From sensational rookies to evergreen veterans – the game’s elite 100 players have been revealed.
Let the debate begin . . .
He didn’t make the England squad but the Hull FC No.9 made our list after being voted by his Super League peers as the Man of Steel – their equivalent of the Dally M. Houghton’s try-saving tackle on Ben Currie secured a 12-10 win against Warrington in the Challenge Cup Final. “He’s easily the best rake I’ve ever played with,” enthused team-mate Mark Minichiello.
Last year: 28
It’s been quite the freefall season for SKD whose individual form was just as disappointing as that of his team. His seven tries were the least he’s scored in a season since coming into the NRL and he struggled to find any consistency in his game. The Kiwi international will hope the off-field distractions are behind him so he can return his focus to the footy field in 2017.
This England international has the pace and instincts of a top-class winger, but it is energy and sheer power which have caught the eye. The Huddersfield winger made his Test debut a year ago and was picked by Wayne Bennett for Four Nations duty. And to think, aged 17 he wasn’t even playing rugby league – or any sport – until he was enticed into giving it a try following a chance encounter in a nightclub.
Last year: 19
The Dragons five-eighth is the biggest loser in this year’s list after a disappointing season.

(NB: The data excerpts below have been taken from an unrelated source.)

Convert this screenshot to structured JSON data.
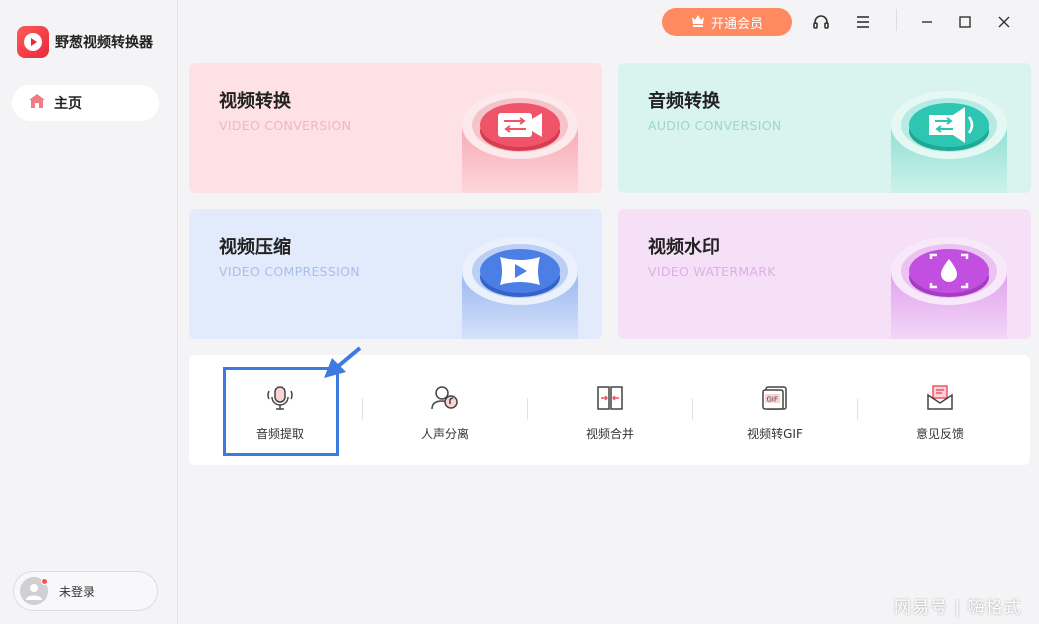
{
  "app": {
    "name": "野葱视频转换器"
  },
  "sidebar": {
    "home_label": "主页",
    "login_label": "未登录"
  },
  "titlebar": {
    "vip_label": "开通会员"
  },
  "cards": [
    {
      "title": "视频转换",
      "subtitle": "VIDEO CONVERSION",
      "icon": "video-convert-icon",
      "color": "#f05468"
    },
    {
      "title": "音频转换",
      "subtitle": "AUDIO CONVERSION",
      "icon": "audio-convert-icon",
      "color": "#2cc6b2"
    },
    {
      "title": "视频压缩",
      "subtitle": "VIDEO COMPRESSION",
      "icon": "video-compress-icon",
      "color": "#4b7fe6"
    },
    {
      "title": "视频水印",
      "subtitle": "VIDEO WATERMARK",
      "icon": "video-watermark-icon",
      "color": "#c24fe0"
    }
  ],
  "tools": [
    {
      "label": "音频提取",
      "icon": "microphone-icon"
    },
    {
      "label": "人声分离",
      "icon": "voice-separate-icon"
    },
    {
      "label": "视频合并",
      "icon": "video-merge-icon"
    },
    {
      "label": "视频转GIF",
      "icon": "gif-icon"
    },
    {
      "label": "意见反馈",
      "icon": "feedback-mail-icon"
    }
  ],
  "watermark": "网易号 | 嗨格式"
}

Widdop’s all-around game seemed to go backwards in a year where the Red V needed him to step-up and become the team’s leader on the field. While he still possesses the traits that made him one of the best recruits in 2015 he will need to step-up in the absence of halves partner Benji Marshall.
The 23-year-old made his Test debut at centre but it is in the second-row where he has made his mark with Wigan. Not the biggest forward, he relies on skills, angles and sheer determination to break defences. Bateman’s season was interrupted by a club-imposed ban for a drunken dust-up with a team-mate, but finished the year with a Grand Final win and England honours.
Arguably England’s brightest young talents, Currie would have made Wayne Bennett’s Four Nations squad but for a nasty knee injury which cut short his campaign. He debuted with Warrington as a 17-year-old and has since gone on to become one of Super League’s most potent and skillful backrowers. The 22-year-old’s manager has already admitted his future may lie in the NRL.
A change of scenery mid-season proved to be the perfect ignition to kick start Paulo’s season in 2016. The former Eel looked a rejuvenated man after moving the nation’s capital. Averaging over 117 metres gained per game the 110 kg prop became one of the most devastating forwards in 2016 and will only get better.
Last year: 51
Jennings’ season will simply be remembered for his Game Three heroics for NSW as they snatched an unlikely win at the death in what was a ‘dead rubber’. His first season in the Blue-and-Gold was forgettable given the off-field drama surrounding the club but his explosive power still has him as one of the toughest centres in the game. There are few who can boast they have the same strength and power as the Western Sydney flyer.
The galloping winger officially announced himself to the rugby league world in 2016. Oates was selected in all three Origin games by the Maroons and finished the season with 18 tries in 22 appearances for the Broncos. He’s an imposing matchup for any winger given his height and size – it almost seems unfair that he has the speed to go with it.
Melbourne Storm may regret letting this former junior slip from their net. The winger, 23, finished last season with a record 42 tries in 29 games for Castleford – including a staggering seven hat-tricks. He has become a master of spectacular, aerial efforts, and his strike-rate has not gone unnoticed . . . rugby union outfit Sale Sharks are among those on his tail.